Thursday, June 23, 2011

'Happens Every Day" covers familiar territory in a fresh way

"When people describe a room spinning after something unthinkable happens, like the death of a parent or news you have lost your job, it's because you have lost the context of your life and your eyes literally are looking for things to ground you, to remind you that you are still in your life. The room started spinning, but my eyes found the side of the counter. ... I held on to the counter and felt the groove under my hand, reminding me that we had built this house. We had chosen colors and fixtures and a life and that was more, must more than this blip with Sylvia."

As author Isabel Gillies describes discovering her husband is having an affair with a professor colleague, she does a masterful job of turning clichés like "the room was spinning" into something new and descriptive and meaningful.

In her book "Happens Every Day: An All-Too-True" Story," Gillies recounts how the love of her life and father of her two toddlers fell out of love with her and left her. The story revolves primarily around four months in 2005 when her marriage literally slips through her fingers. One reviewer describes Gillies' breezy conversational style like the reader is her best friend, and she's answering the happy hour question, "So, tell me what happened." Lots of candid details here for the reader to soak in but like the title says, it happens every day. There's nothing too special about this infidelity or divorce.

I picked up her book because I'm powering through memoirs that are like mine. I already read Julie Metz's "Perfection" (and reviewed it in my other blog) but you might be surprised how many women have written accounts of marriages to cads. Perhaps most astonishing after reading Gillies' story is that she says in her epilogue that the other woman -- who eventually married her ex-husband -- is "a thoughtful and kind stepmother, and it's funny, I like her now very much, in the same way I did when we first met."
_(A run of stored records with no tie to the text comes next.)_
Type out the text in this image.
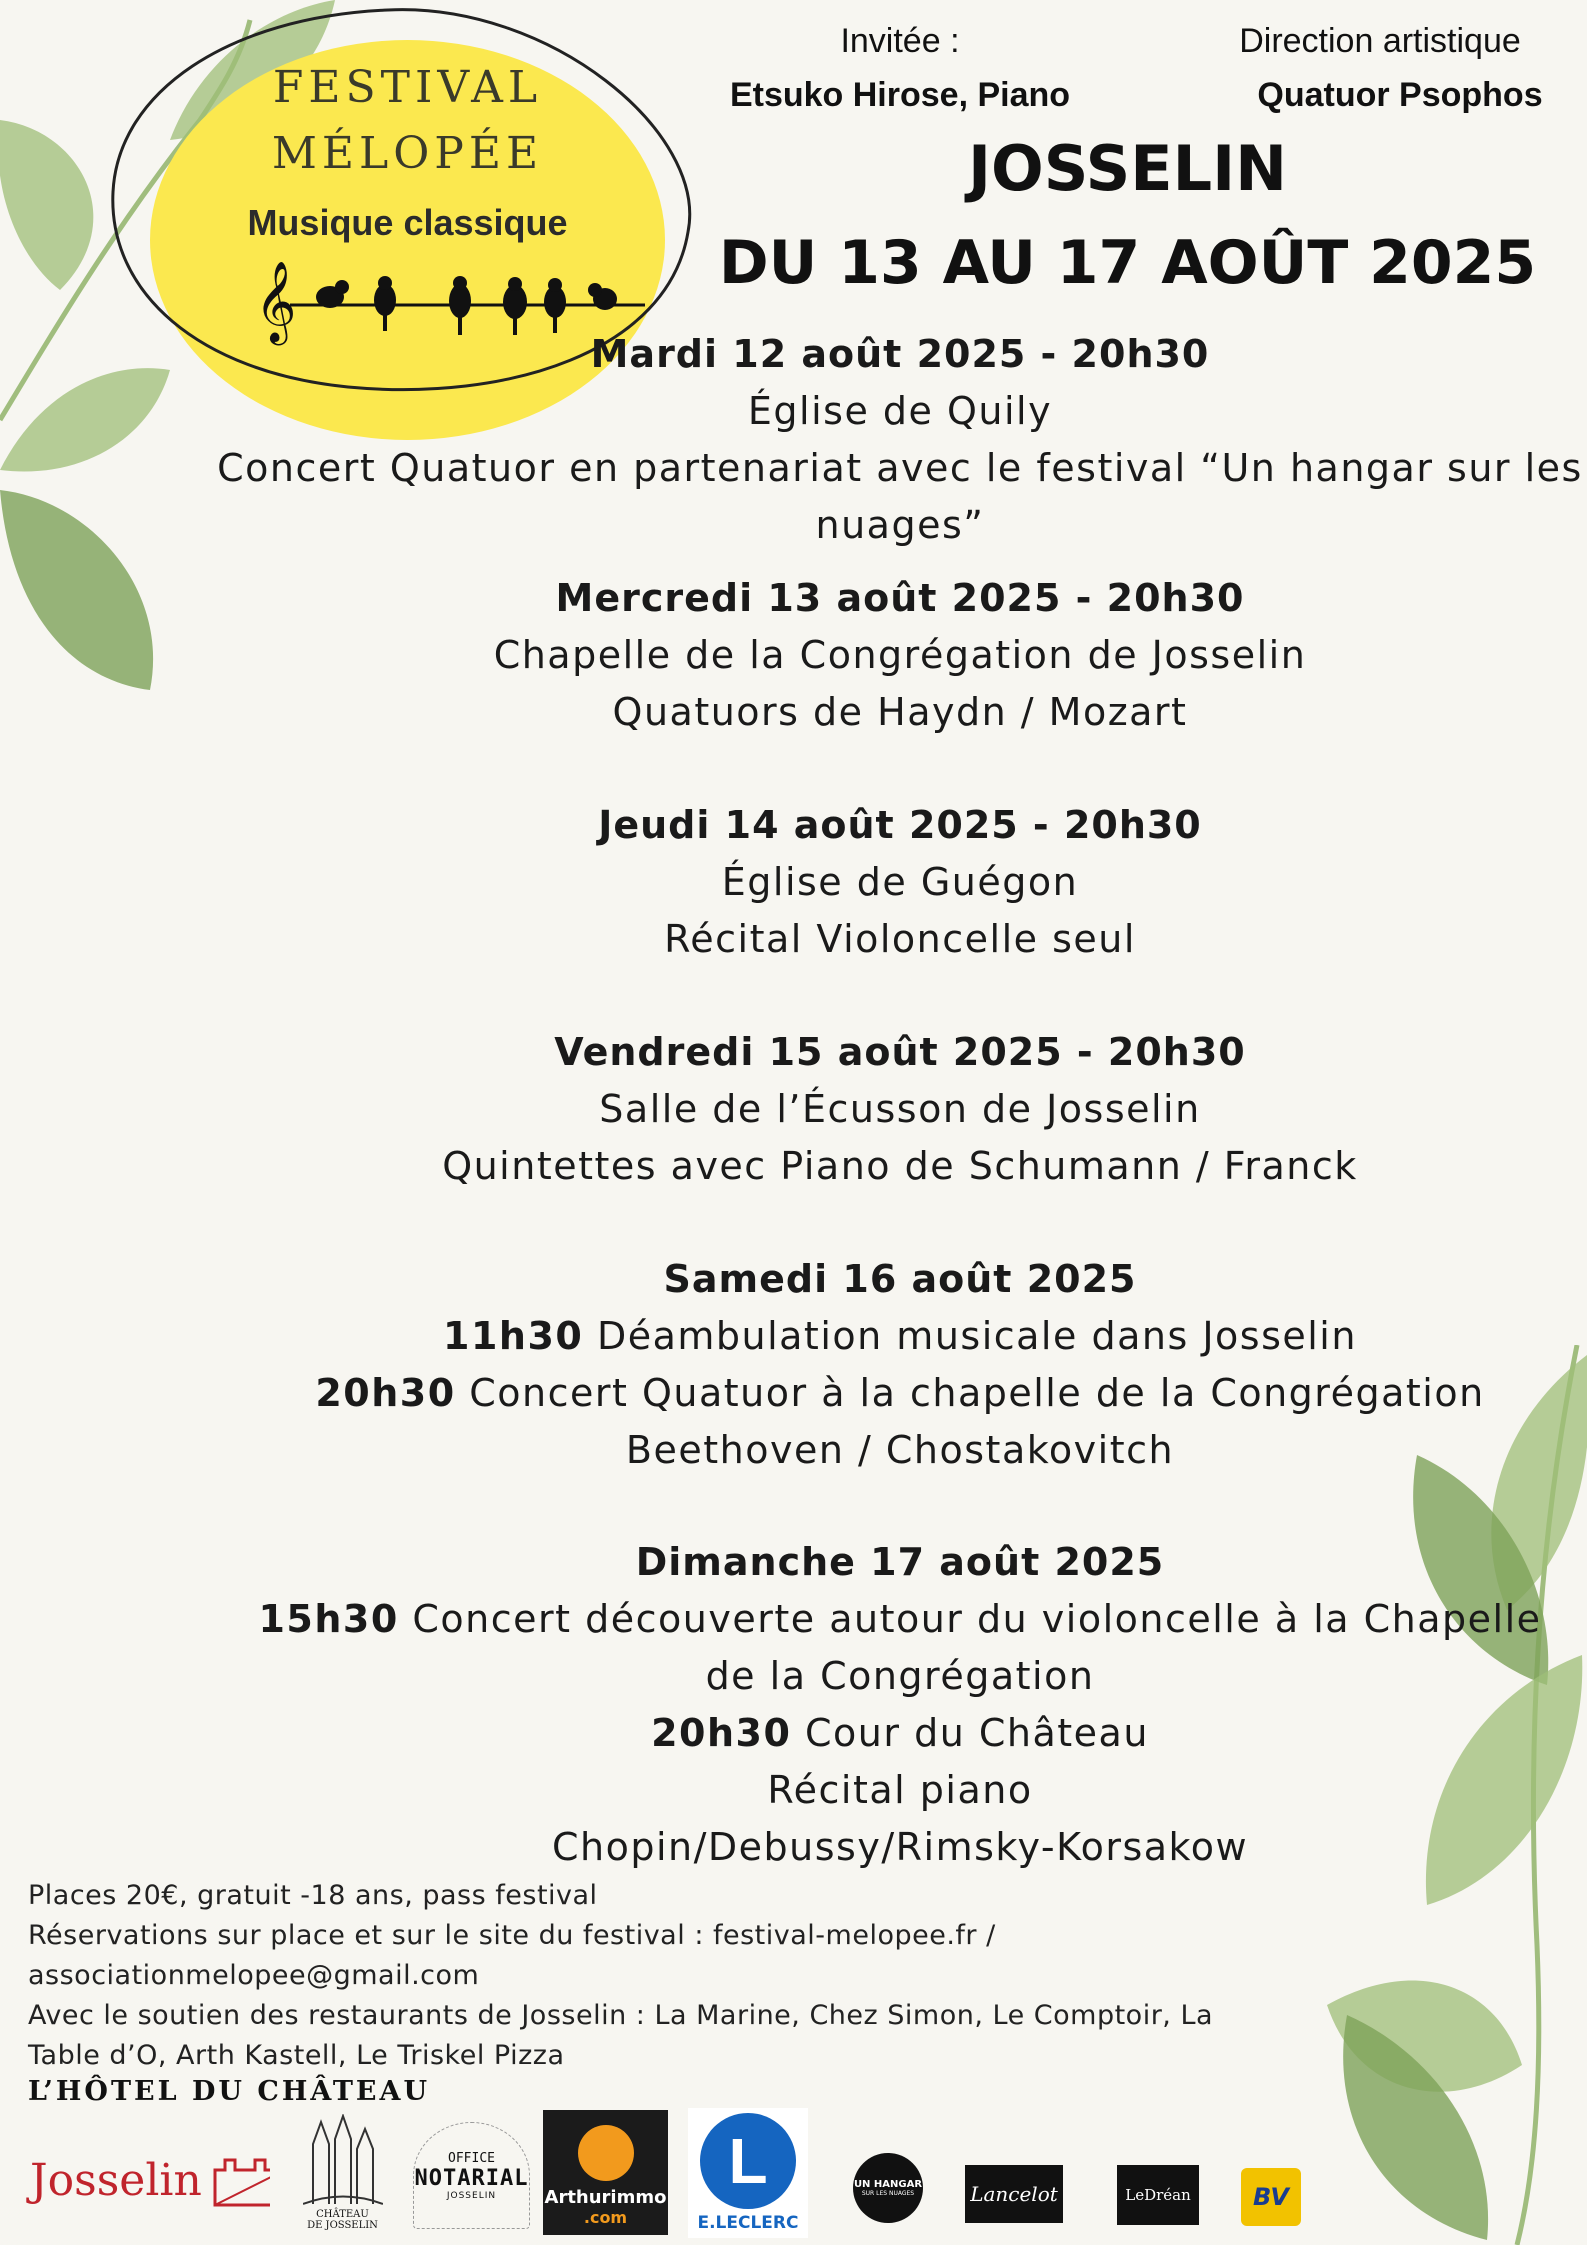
FESTIVAL
MÉLOPÉE
Musique classique
𝄞
Invitée :
Etsuko Hirose, Piano
Direction artistique
Quatuor Psophos
JOSSELIN
DU 13 AU 17 AOÛT 2025
Mardi 12 août 2025 - 20h30
Église de Quily
Concert Quatuor en partenariat avec le festival “Un hangar sur les
nuages”
Mercredi 13 août 2025 - 20h30
Chapelle de la Congrégation de Josselin
Quatuors de Haydn / Mozart
Jeudi 14 août 2025 - 20h30
Église de Guégon
Récital Violoncelle seul
Vendredi 15 août 2025 - 20h30
Salle de l’Écusson de Josselin
Quintettes avec Piano de Schumann / Franck
Samedi 16 août 2025
11h30 Déambulation musicale dans Josselin
20h30 Concert Quatuor à la chapelle de la Congrégation
Beethoven / Chostakovitch
Dimanche 17 août 2025
15h30 Concert découverte autour du violoncelle à la Chapelle
de la Congrégation
20h30 Cour du Château
Récital piano
Chopin/Debussy/Rimsky-Korsakow

Places 20€, gratuit -18 ans, pass festival

Réservations sur place et sur le site du festival : festival-melopee.fr /

associationmelopee@gmail.com

Avec le soutien des restaurants de Josselin : La Marine, Chez Simon, Le Comptoir, La

Table d’O, Arth Kastell, Le Triskel Pizza

L’HÔTEL DU CHÂTEAU
Josselin
CHÂTEAU
DE JOSSELIN
OFFICE
NOTARIAL
JOSSELIN	Arthurimmo
.com
L
E.LECLERC
UN HANGAR
SUR LES NUAGES	Lancelot	LeDréan	BV
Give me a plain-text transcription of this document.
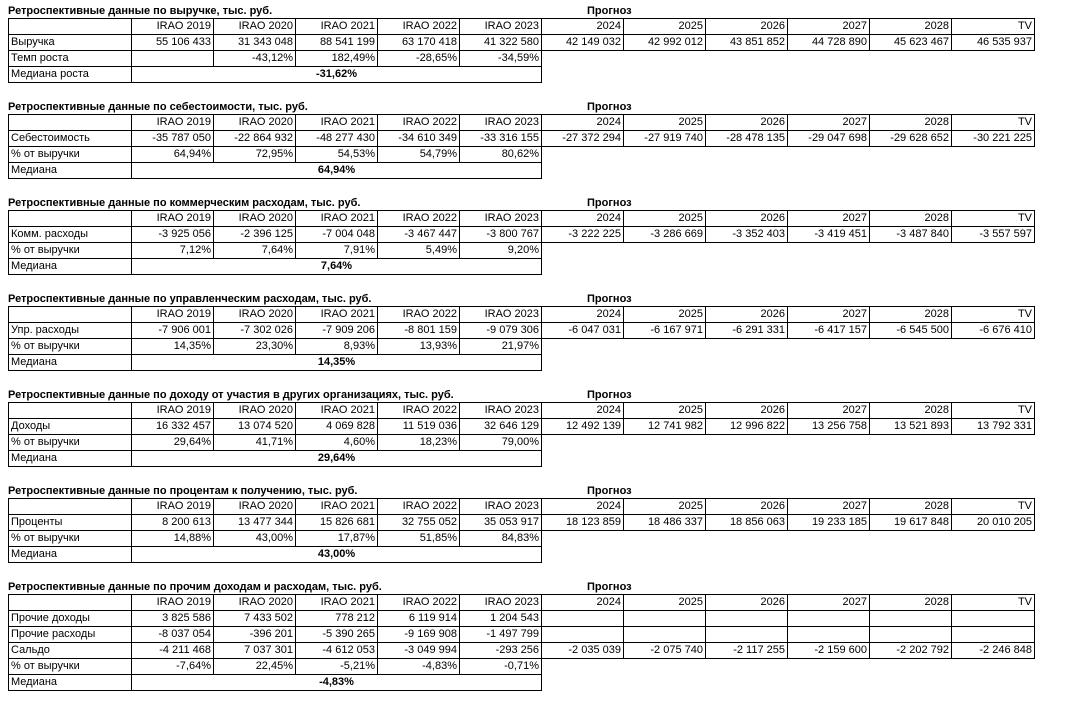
Ретроспективные данные по выручке, тыс. руб.	Прогноз
	IRAO 2019	IRAO 2020	IRAO 2021	IRAO 2022	IRAO 2023	2024	2025	2026	2027	2028	TV
Выручка	55 106 433	31 343 048	88 541 199	63 170 418	41 322 580	42 149 032	42 992 012	43 851 852	44 728 890	45 623 467	46 535 937
Темп роста		-43,12%	182,49%	-28,65%	-34,59%						
Медиана роста	-31,62%										
Ретроспективные данные по себестоимости, тыс. руб.	Прогноз
	IRAO 2019	IRAO 2020	IRAO 2021	IRAO 2022	IRAO 2023	2024	2025	2026	2027	2028	TV
Себестоимость	-35 787 050	-22 864 932	-48 277 430	-34 610 349	-33 316 155	-27 372 294	-27 919 740	-28 478 135	-29 047 698	-29 628 652	-30 221 225
% от выручки	64,94%	72,95%	54,53%	54,79%	80,62%						
Медиана	64,94%										
Ретроспективные данные по коммерческим расходам, тыс. руб.	Прогноз
	IRAO 2019	IRAO 2020	IRAO 2021	IRAO 2022	IRAO 2023	2024	2025	2026	2027	2028	TV
Комм. расходы	-3 925 056	-2 396 125	-7 004 048	-3 467 447	-3 800 767	-3 222 225	-3 286 669	-3 352 403	-3 419 451	-3 487 840	-3 557 597
% от выручки	7,12%	7,64%	7,91%	5,49%	9,20%						
Медиана	7,64%										
Ретроспективные данные по управленческим расходам, тыс. руб.	Прогноз
	IRAO 2019	IRAO 2020	IRAO 2021	IRAO 2022	IRAO 2023	2024	2025	2026	2027	2028	TV
Упр. расходы	-7 906 001	-7 302 026	-7 909 206	-8 801 159	-9 079 306	-6 047 031	-6 167 971	-6 291 331	-6 417 157	-6 545 500	-6 676 410
% от выручки	14,35%	23,30%	8,93%	13,93%	21,97%						
Медиана	14,35%										
Ретроспективные данные по доходу от участия в других организациях, тыс. руб.	Прогноз
	IRAO 2019	IRAO 2020	IRAO 2021	IRAO 2022	IRAO 2023	2024	2025	2026	2027	2028	TV
Доходы	16 332 457	13 074 520	4 069 828	11 519 036	32 646 129	12 492 139	12 741 982	12 996 822	13 256 758	13 521 893	13 792 331
% от выручки	29,64%	41,71%	4,60%	18,23%	79,00%						
Медиана	29,64%										
Ретроспективные данные по процентам к получению, тыс. руб.	Прогноз
	IRAO 2019	IRAO 2020	IRAO 2021	IRAO 2022	IRAO 2023	2024	2025	2026	2027	2028	TV
Проценты	8 200 613	13 477 344	15 826 681	32 755 052	35 053 917	18 123 859	18 486 337	18 856 063	19 233 185	19 617 848	20 010 205
% от выручки	14,88%	43,00%	17,87%	51,85%	84,83%						
Медиана	43,00%										
Ретроспективные данные по прочим доходам и расходам, тыс. руб.	Прогноз
	IRAO 2019	IRAO 2020	IRAO 2021	IRAO 2022	IRAO 2023	2024	2025	2026	2027	2028	TV
Прочие доходы	3 825 586	7 433 502	778 212	6 119 914	1 204 543						
Прочие расходы	-8 037 054	-396 201	-5 390 265	-9 169 908	-1 497 799						
Сальдо	-4 211 468	7 037 301	-4 612 053	-3 049 994	-293 256	-2 035 039	-2 075 740	-2 117 255	-2 159 600	-2 202 792	-2 246 848
% от выручки	-7,64%	22,45%	-5,21%	-4,83%	-0,71%						
Медиана	-4,83%										
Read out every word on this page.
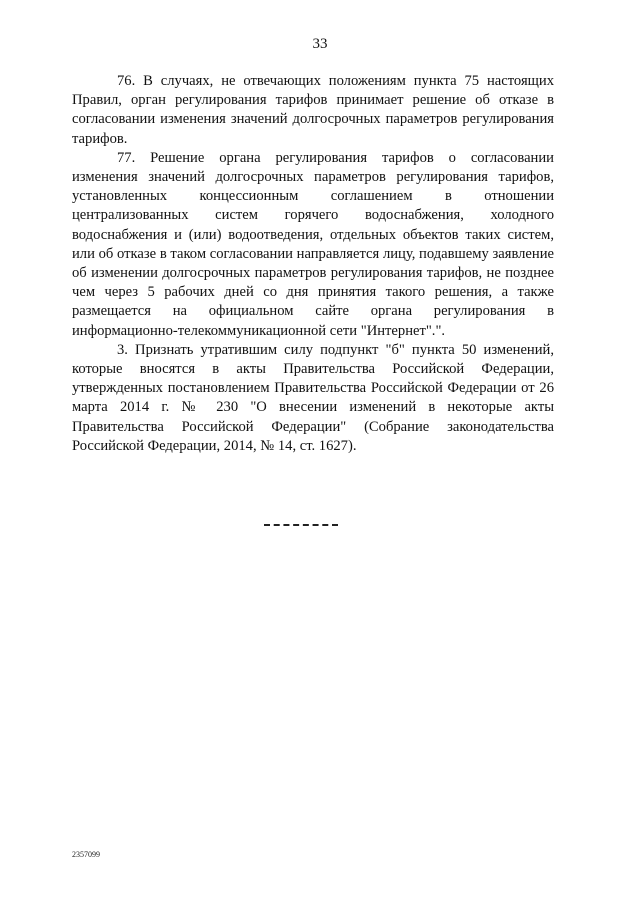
33

76. В случаях, не отвечающих положениям пункта 75 настоящих Правил, орган регулирования тарифов принимает решение об отказе в согласовании изменения значений долгосрочных параметров регулирования тарифов.

77. Решение органа регулирования тарифов о согласовании изменения значений долгосрочных параметров регулирования тарифов, установленных концессионным соглашением в отношении централизованных систем горячего водоснабжения, холодного водоснабжения и (или) водоотведения, отдельных объектов таких систем, или об отказе в таком согласовании направляется лицу, подавшему заявление об изменении долгосрочных параметров регулирования тарифов, не позднее чем через 5 рабочих дней со дня принятия такого решения, а также размещается на официальном сайте органа регулирования в информационно-телекоммуникационной сети "Интернет".".

3. Признать утратившим силу подпункт "б" пункта 50 изменений, которые вносятся в акты Правительства Российской Федерации, утвержденных постановлением Правительства Российской Федерации от 26 марта 2014 г. № 230 "О внесении изменений в некоторые акты Правительства Российской Федерации" (Собрание законодательства Российской Федерации, 2014, № 14, ст. 1627).

2357099
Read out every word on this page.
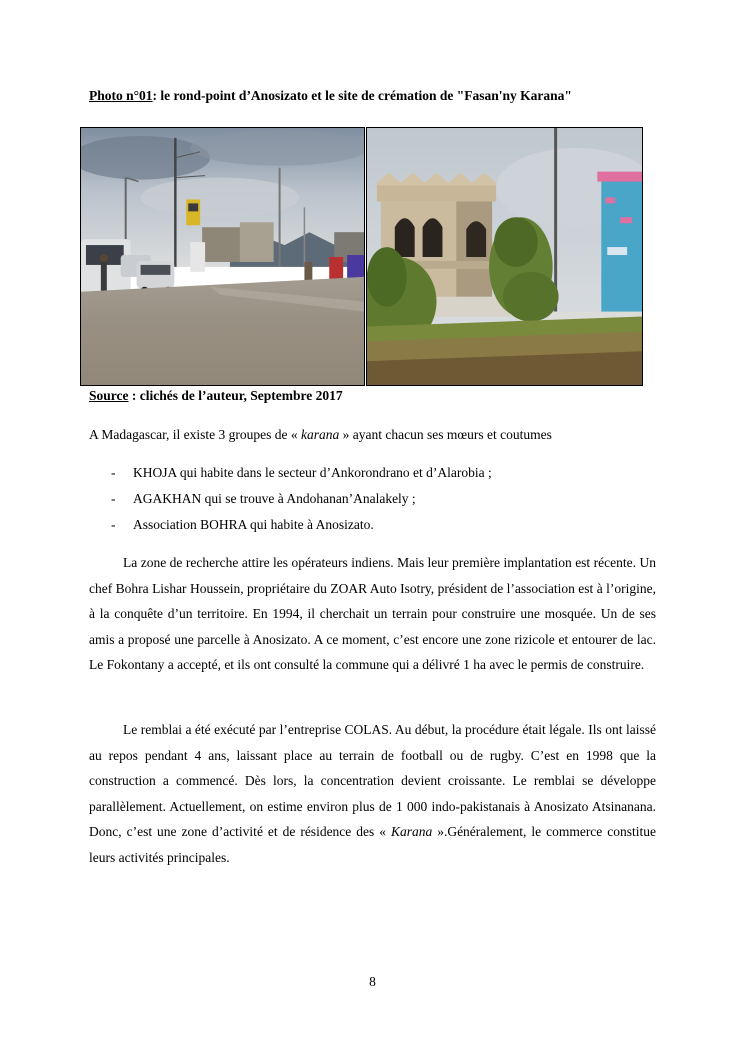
Photo n°01: le rond-point d’Anosizato et le site de crémation de "Fasan'ny Karana"
Source : clichés de l’auteur, Septembre 2017
A Madagascar, il existe 3 groupes de « karana » ayant chacun ses mœurs et coutumes
- KHOJA qui habite dans le secteur d’Ankorondrano et d’Alarobia ;
- AGAKHAN qui se trouve à Andohanan’Analakely ;
- Association BOHRA qui habite à Anosizato.

La zone de recherche attire les opérateurs indiens. Mais leur première implantation est récente. Un chef Bohra Lishar Houssein, propriétaire du ZOAR Auto Isotry, président de l’association est à l’origine, à la conquête d’un territoire. En 1994, il cherchait un terrain pour construire une mosquée. Un de ses amis a proposé une parcelle à Anosizato. A ce moment, c’est encore une zone rizicole et entourer de lac. Le Fokontany a accepté, et ils ont consulté la commune qui a délivré 1 ha avec le permis de construire.

Le remblai a été exécuté par l’entreprise COLAS. Au début, la procédure était légale. Ils ont laissé au repos pendant 4 ans, laissant place au terrain de football ou de rugby. C’est en 1998 que la construction a commencé. Dès lors, la concentration devient croissante. Le remblai se développe parallèlement. Actuellement, on estime environ plus de 1 000 indo-pakistanais à Anosizato Atsinanana. Donc, c’est une zone d’activité et de résidence des « Karana ».Généralement, le commerce constitue leurs activités principales.

8
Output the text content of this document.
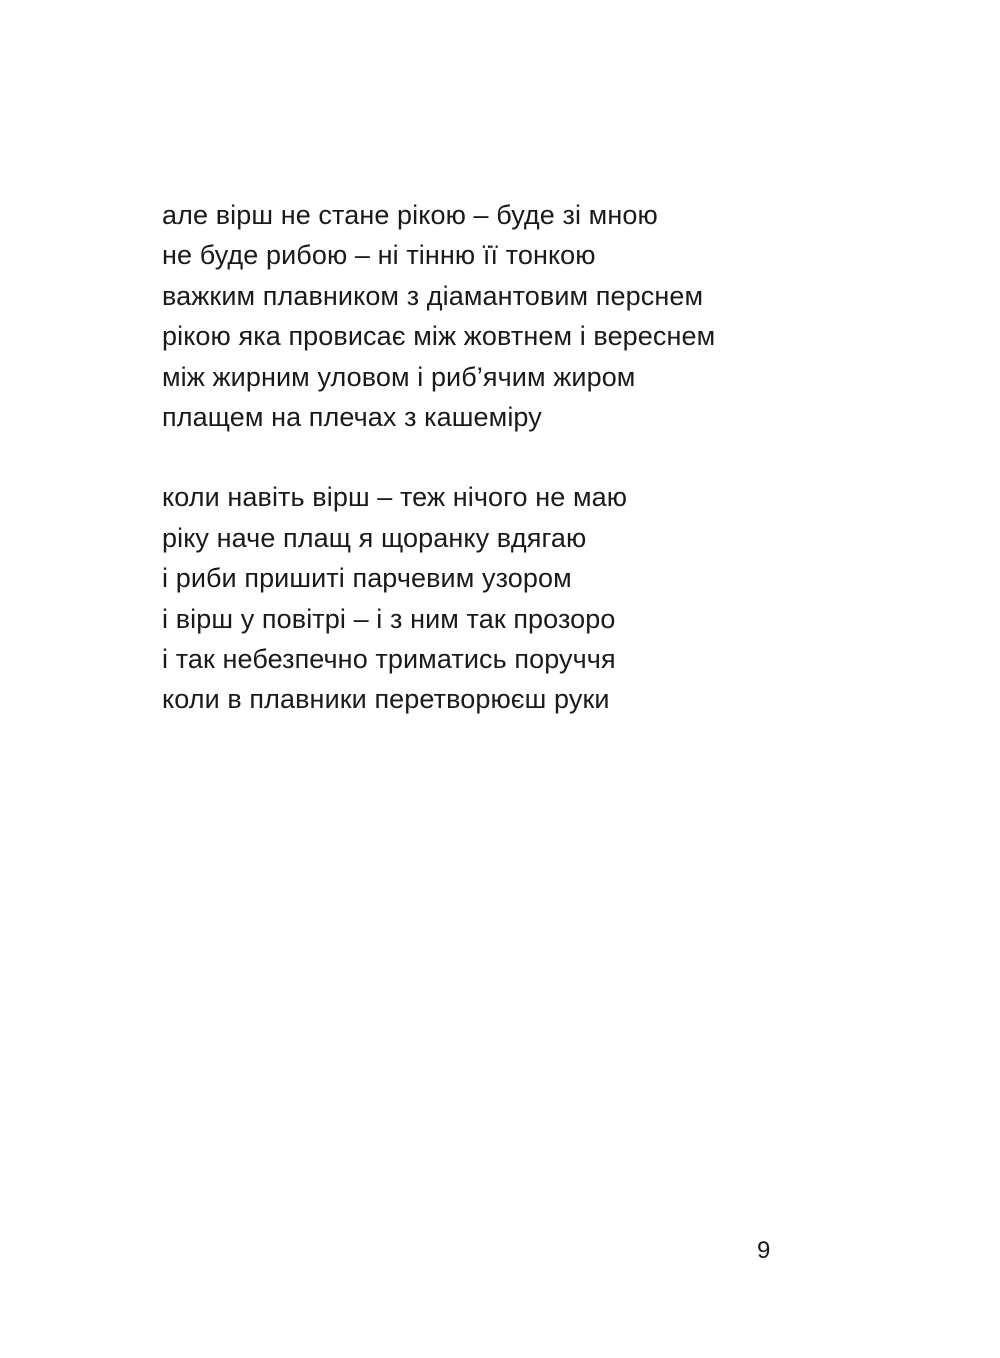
але вірш не стане рікою – буде зі мною
не буде рибою – ні тінню її тонкою
важким плавником з діамантовим перснем
рікою яка провисає між жовтнем і вереснем
між жирним уловом і риб’ячим жиром
плащем на плечах з кашеміру
коли навіть вірш – теж нічого не маю
ріку наче плащ я щоранку вдягаю
і риби пришиті парчевим узором
і вірш у повітрі – і з ним так прозоро
і так небезпечно триматись поруччя
коли в плавники перетворюєш руки
9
Wow. If that isn't being the bigger person, I don't know what is. On the other hand, the book was a New York Times bestseller so maybe she who laughs last, laughs loudest.

Thursday, June 16, 2011

Writing groups provide valuable feedback

Writers, in general, are loners. We sit in front of a computer (or, rarely anymore, with a pencil and notebook) and think and type. Sometimes, I even have to turn my radio off in order to get a thought down on paper. But in order to get to our best work, we need feedback.

I've always said even the best writer needs a good editor, but before the editor, a writers group can be invaluable. 

"Get other people to evaluate your writing -- to tell you what's wrong with it, what's right with it and how to fix it," sayArielle Eckstut and David Henry Sterry in their book, "The Essential Guide to Getting Your Book Published."  "The more input you have, the more you'll know about how to make your book better."

I have been part of a couple of great writers groups in the past. Both were memoir writing groups; one was a weeklong workshop, another was a group of people who met weekly for a while. Both groups provided kind but valuable criticism to help me improve my writing.

In addition to the five people close to me who are reviewing my manuscript, I looked up a person I met about four years ago at a local book festival. The extent of her knowledge of me is a lunchtime conversation, but she was willing to take a look at my book if I'm willing to reciprocate, which of course I am.

But I am motivated to find myself an in-person writing group (or start one). I think a group will keep me writing, and I know they would help. I believe I shall begin where it seems everything begins these days: Google!

Saturday, June 11, 2011

Putting it out there in the world

  • 75,988 words
  • 25 chapters
  • 3 proposed titles
That's where I'm at with my memoir, my dream to get published. I wrote about 20% of it five years ago and another 20% during National Novel Writing Month in November 2009. The lion's share of it was written since May 15 when I started sensing my real job was going down the tubes and my Beloved challenged me to write 20,000 words in a week (I managed 23,016).
My Beloved has read it three times, and his comments have been illuminatingly helpful, but I took a big step today. I sent my manuscript off to five people I trust to give me candid feedback:
  • My mother. Really, I think she'll be honest (but kind), and she majored in English in college. And she reads tons of books. And she's on the library board. Really, she's legit! (Even though she loves me more than anyone on the planet.)
  • My sister. OK, she's not on the library board, but she's a reader. And she knows me.
  • My best friend since seventh grade and the maid/matron of honor at both my weddings. She really knows me. And she's very honest.
  • My friend and boss, a voracious reader. She's insightful.
  • My brother-in-law. He doesn't know me so well, so I'm hoping he can provide an arm's length man's perspective.
It's kind of scary -- putting a piece of myself out there in the world. But, as I resolved at the beginning of the year, I'm boldly going.
Once I incorporate their feedback into the manuscript, I'm sending it off to an editor for the real arm's length perspective.